Several limitations need to be acknowledged. The presented analyses of adjusted mortality risk can show only associations, not causation, and can thus merely hint at the mechanisms that render mortality rates similar in men and women on hemodialysis. Likewise, our descriptive findings of hemodialysis prevalence by sex cannot answer why the prevalence of hemodialysis treatment is higher for men than women. However, the large national differences we identified strongly suggest that the reasons go beyond biological ones. After careful review of the present data and the literature, we believe the data suggest that women with end-stage renal disease are less likely than men to receive hemodialysis treatment, perhaps because of psychosocioeconomic factors. It also is possible that women are less likely than men to receive hemodialysis because the severity of their disease is not recognized by their caregivers, they are less aware of their disease and the degree of its severity [12], or they are more reluctant to undergo treatment. The present large study followed a suggestion made many years ago that hemodialysis mortality for women should be analyzed internationally [64]. Despite limitations, it may now open a window of subsequent research opportunities and possibilities to improve patient care.
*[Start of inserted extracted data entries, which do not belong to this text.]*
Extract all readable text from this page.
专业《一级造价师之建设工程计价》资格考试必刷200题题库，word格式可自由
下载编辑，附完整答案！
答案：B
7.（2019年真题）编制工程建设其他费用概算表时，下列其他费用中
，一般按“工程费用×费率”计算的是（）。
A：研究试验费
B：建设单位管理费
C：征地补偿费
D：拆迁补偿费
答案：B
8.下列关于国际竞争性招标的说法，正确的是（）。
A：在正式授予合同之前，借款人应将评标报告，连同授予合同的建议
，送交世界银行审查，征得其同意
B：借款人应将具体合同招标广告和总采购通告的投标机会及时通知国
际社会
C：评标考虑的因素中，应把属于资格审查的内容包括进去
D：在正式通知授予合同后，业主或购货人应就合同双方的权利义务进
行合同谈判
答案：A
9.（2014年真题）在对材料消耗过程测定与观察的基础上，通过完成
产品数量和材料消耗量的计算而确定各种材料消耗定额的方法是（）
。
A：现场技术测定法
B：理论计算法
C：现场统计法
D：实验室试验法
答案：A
In conclusion, we showed among patients treated with hemodialysis for end-stage renal disease that women differ from men in a vast number of variables, some of which appear related to biology, some to patient care or to society. The finding that the general survival advantage for women is virtually lost for all adult age groups of individuals on dialysis is striking. Variation among the DOPPS regions in the very small survival advantage for women on hemodialysis might be partly explained by similar variations in the general population. The impact of different levels of adjustments on adult male-to-female mortality as well as other sex-related factors (in our statistical interaction studies) points to higher catheter-related mortality risk for women than observed for men, and suggests an opportunity to improve hemodialysis practices. Whether men and women differ by dialysis initiation and chronic kidney disease care is perhaps the most important question raised by the present study. This question is not novel, as national data have been available for decades, but may not previously have been asked as clearly as by the present analysis with a large sample size and international perspective. Future international studies should concentrate on considering sex differences as a factor for treating patients with end-stage renal disease, not only for improving outcomes, but also for equalizing women's access to renal replacement therapy.